Prima il suono delle chiavi che incessantemente aprono e chiudono le celle. Poi, il passo felpato e svelto degli agenti penitenziari, poi la campanella che indica la fine e l’inizio dell’ora d’aria. Sono i primi suoni che imparano a conoscere e a distinguere i bambini che vivono dietro le sbarre. Detenuti anche loro, come le madri. Sono in prigione, esattamente come i grandi. Ma loro sono piccoli e non dovrebbero conoscere il male, il grigio, il vuoto, le sbarre fredde e l’odore dell’aria di un penitenziario. Eppure, oggi in Italia ci sono ancora 23 bambini in carcere con le proprie madri. Si era detto mai più bambini dietro le sbarre.

E invece… E invece ci sono, vivono in prigione, imparano le regole del carcere, conoscono la privazione fin da subito. È questo accettabile in un Paese che si definisce civile? È possibile che i figli debbano pagare le “colpe” delle madri? No. E non si risentano i giustizialisti sempre pronti a sventolare le manette e a dire la solita frasetta: la prossima volta, la madre ci pensava due volte prima di sbagliare. Bene. La madre. E i bambini che colpa hanno? Mica hanno scelto loro dove nascere e mica hanno scelto loro di vivere in una cella senza i colori alle pareti e i peluche sul letto.

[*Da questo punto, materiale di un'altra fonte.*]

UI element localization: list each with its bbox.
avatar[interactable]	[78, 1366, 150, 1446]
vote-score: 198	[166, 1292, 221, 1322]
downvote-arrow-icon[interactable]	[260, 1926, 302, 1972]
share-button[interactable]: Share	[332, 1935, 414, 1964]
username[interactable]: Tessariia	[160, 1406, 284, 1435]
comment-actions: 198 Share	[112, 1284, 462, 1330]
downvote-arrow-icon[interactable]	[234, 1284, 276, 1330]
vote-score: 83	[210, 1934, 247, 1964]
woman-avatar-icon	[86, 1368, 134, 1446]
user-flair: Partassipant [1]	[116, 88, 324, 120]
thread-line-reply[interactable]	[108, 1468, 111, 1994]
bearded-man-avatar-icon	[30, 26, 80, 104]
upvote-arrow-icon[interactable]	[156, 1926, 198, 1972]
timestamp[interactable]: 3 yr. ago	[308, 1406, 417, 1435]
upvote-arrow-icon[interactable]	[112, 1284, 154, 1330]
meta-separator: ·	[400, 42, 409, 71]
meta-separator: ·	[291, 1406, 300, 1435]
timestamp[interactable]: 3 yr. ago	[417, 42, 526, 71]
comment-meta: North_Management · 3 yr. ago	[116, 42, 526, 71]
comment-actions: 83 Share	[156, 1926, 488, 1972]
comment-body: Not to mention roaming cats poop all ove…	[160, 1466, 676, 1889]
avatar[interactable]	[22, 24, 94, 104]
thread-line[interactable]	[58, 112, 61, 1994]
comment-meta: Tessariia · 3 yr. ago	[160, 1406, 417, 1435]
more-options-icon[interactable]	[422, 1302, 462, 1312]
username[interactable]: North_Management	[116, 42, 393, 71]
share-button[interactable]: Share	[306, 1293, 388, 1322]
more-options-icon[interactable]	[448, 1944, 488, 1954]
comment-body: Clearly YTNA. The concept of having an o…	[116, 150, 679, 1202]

E così dalla Campania è partita una proposta per modificare il codice di procedura penale per consentire alle mamme detenute, che hanno figli con un’età massima di 10 anni, di scontare la pena in case di accoglienza. L’altro giorno il Consiglio regionale della Campania, presieduto da Gennaro Oliviero, ha approvato all’unanimità una proposta di legge. “I bambini che cresceranno dietro le sbarre – ha detto il garante campano per i diritti delle persone private della libertà, Samuele Ciambriello – non dimenticheranno mai questa esperienza. Le parole che usano maggiormente sono: apri e chiudi”. Chiudiamo il sipario su una condizione che non può essere propria di un Paese Civile. Mai più bambini in carcere.